If Bielema knew that the play wasn’t reviewable or if he knew (or his assistants knew) the rulebook he wouldn’t have used the timeout and arguable had more time on the clock at the end of the game and would have been able to give his excellent QB a chance to win the game.

Example 2: Mike Gundy of Oklahoma State. Fast forward to the end of regulation in the Fiesta Bowl. Coach Gundy of Oklahoma State had 1 timeout left with Stanford driving and  time running out. Seeing that Stanford was going to play for the field goal Gundy saved his final timeout. Why? To attempt to “freeze” the redshirt freshman Stanford kicker. It worked. The Stanford kicker hooked the field goal and the game went into overtime where the same kicker missed yet another kick and Oklahoma State eventually won by, you guessed it, a field goal.

Did Beilema make a bad coaching decision and Gundy a good one? Yes. I understand Bielema’s thought process by calling a timeout in the hope that the officials would review a previous play and hopefully pin Oregon inside their own 1 yard line. Would it have mattered? Considering that Oregon had a 91 yard touchdown run earlier in the game I don’t think pinning Oregon down inside their own 1 yard line would have mattered.

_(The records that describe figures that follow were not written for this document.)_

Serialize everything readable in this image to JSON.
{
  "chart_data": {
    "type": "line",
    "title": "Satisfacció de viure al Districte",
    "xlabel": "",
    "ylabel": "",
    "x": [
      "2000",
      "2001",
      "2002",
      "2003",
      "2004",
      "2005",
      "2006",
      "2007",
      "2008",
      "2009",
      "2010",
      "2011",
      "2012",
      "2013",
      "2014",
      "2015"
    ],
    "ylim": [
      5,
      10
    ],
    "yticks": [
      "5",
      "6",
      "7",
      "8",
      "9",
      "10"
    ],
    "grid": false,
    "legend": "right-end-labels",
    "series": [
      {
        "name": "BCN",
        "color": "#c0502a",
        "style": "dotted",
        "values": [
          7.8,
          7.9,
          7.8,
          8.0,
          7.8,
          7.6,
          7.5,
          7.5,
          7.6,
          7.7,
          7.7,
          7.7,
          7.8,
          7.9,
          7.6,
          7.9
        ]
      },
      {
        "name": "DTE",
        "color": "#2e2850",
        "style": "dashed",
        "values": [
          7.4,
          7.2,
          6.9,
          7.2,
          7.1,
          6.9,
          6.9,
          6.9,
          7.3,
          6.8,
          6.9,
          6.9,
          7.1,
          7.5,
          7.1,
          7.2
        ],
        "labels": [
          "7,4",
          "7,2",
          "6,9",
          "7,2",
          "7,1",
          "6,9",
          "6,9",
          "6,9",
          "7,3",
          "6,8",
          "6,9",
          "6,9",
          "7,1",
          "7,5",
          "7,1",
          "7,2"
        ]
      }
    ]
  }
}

Did Gundy make the right call? I believe so. It was only a few weeks ago that the NFL’s Dallas Cowboy’s coach Jason Garret “freezed” his own kicker on their very same field by calling a timeout right before a kick. This doesn’t always work but knowing that the kicker for Stanford was a redshirt freshman and had already missed a kick earlier in the game Gundy had to believe that this was his teams best shot at forcing the game into overtime.

So there you have it, two examples of coaching. Two different outcomes and two different sets of emotions going through Madison, Wisconsin and Stillwater, Oklahoma.